Coke Pays $2.5M To Settle Suit Over Ginger Ale Labels

Food and Beverage Labeling Drugs, Supplements and Health

Law 360
Ryan Boysen
May 10, 2019

The Coca-Cola Co. has agreed to a roughly $2.5 million deal to settle claims that the "made with real ginger" labeling on its Seagram's ginger ale is misleading, the last in a trio of similar proposed class actions to settle this year.

Announced Thursday in a motion for approval in California federal court, named plaintiff Jackie Fitzhenry-Russell said the deal is a solid outcome for her proposed national class of ginger ale drinkers, given the difficulty of proving at trial that consumers relied on the "made with real ginger" statements and paid a premium because of them.

"Under the circumstances, plaintiffs and plaintiffs' counsel appropriately determined that the instant settlement outweighs the gamble of continued litigation," Fitzhenry-Russell said.
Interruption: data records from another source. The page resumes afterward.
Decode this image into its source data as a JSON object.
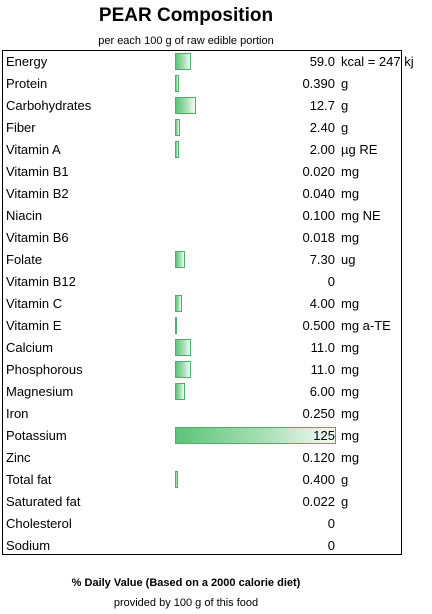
{
  "chart_data": {
    "type": "bar",
    "title": "PEAR Composition",
    "subtitle": "per each 100 g of raw edible portion",
    "footer_title": "% Daily Value (Based on a 2000 calorie diet)",
    "footer_subtitle": "provided by 100 g of this food",
    "bar_color": "#5cc47a",
    "rows": [
      {
        "label": "Energy",
        "value": "59.0",
        "unit": "kcal = 247 kj",
        "pct_dv": 3
      },
      {
        "label": "Protein",
        "value": "0.390",
        "unit": "g",
        "pct_dv": 0.8
      },
      {
        "label": "Carbohydrates",
        "value": "12.7",
        "unit": "g",
        "pct_dv": 4
      },
      {
        "label": "Fiber",
        "value": "2.40",
        "unit": "g",
        "pct_dv": 1
      },
      {
        "label": "Vitamin A",
        "value": "2.00",
        "unit": "µg RE",
        "pct_dv": 0.8
      },
      {
        "label": "Vitamin B1",
        "value": "0.020",
        "unit": "mg",
        "pct_dv": 0
      },
      {
        "label": "Vitamin B2",
        "value": "0.040",
        "unit": "mg",
        "pct_dv": 0
      },
      {
        "label": "Niacin",
        "value": "0.100",
        "unit": "mg NE",
        "pct_dv": 0
      },
      {
        "label": "Vitamin B6",
        "value": "0.018",
        "unit": "mg",
        "pct_dv": 0
      },
      {
        "label": "Folate",
        "value": "7.30",
        "unit": "ug",
        "pct_dv": 2
      },
      {
        "label": "Vitamin B12",
        "value": "0",
        "unit": "",
        "pct_dv": 0
      },
      {
        "label": "Vitamin C",
        "value": "4.00",
        "unit": "mg",
        "pct_dv": 1.3
      },
      {
        "label": "Vitamin E",
        "value": "0.500",
        "unit": "mg a-TE",
        "pct_dv": 0.3
      },
      {
        "label": "Calcium",
        "value": "11.0",
        "unit": "mg",
        "pct_dv": 3
      },
      {
        "label": "Phosphorous",
        "value": "11.0",
        "unit": "mg",
        "pct_dv": 3
      },
      {
        "label": "Magnesium",
        "value": "6.00",
        "unit": "mg",
        "pct_dv": 2
      },
      {
        "label": "Iron",
        "value": "0.250",
        "unit": "mg",
        "pct_dv": 0
      },
      {
        "label": "Potassium",
        "value": "125",
        "unit": "mg",
        "pct_dv": 31
      },
      {
        "label": "Zinc",
        "value": "0.120",
        "unit": "mg",
        "pct_dv": 0
      },
      {
        "label": "Total fat",
        "value": "0.400",
        "unit": "g",
        "pct_dv": 0.5
      },
      {
        "label": "Saturated fat",
        "value": "0.022",
        "unit": "g",
        "pct_dv": 0
      },
      {
        "label": "Cholesterol",
        "value": "0",
        "unit": "",
        "pct_dv": 0
      },
      {
        "label": "Sodium",
        "value": "0",
        "unit": "",
        "pct_dv": 0
      }
    ]
  }
}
The settlement would see Coca-Cola agree to stop using the "made with real ginger" claim on its Seagram's ginger ale products, in favor of less clear-cut statements like "real ginger extract" or "natural ginger taste."

The deal establishes a $2.5 million fund that will pay out between 80 cents per product per consumer, up to a maximum of $10 per consumer without proof of purchase and $80 with proof of purchase.


Fitzhenry-Russell is represented by Adam Gutride, Seth Safier, Marie McCrary, Matthew McCrary and Kristen Simplicio of Gutride Safier LLP.

Coca-Cola is represented by Steven Zalesin and Michelle Cohen of Patterson Belknap Webb & Tyler LLP and Tammy Webb of Shook Hardy & Bacon LLP.

The case is Jackie Fitzhenry-Russell v. The Coca-Cola Co., case number 5:17-cv-00603, in the U.S. District Court for the Northern District of California.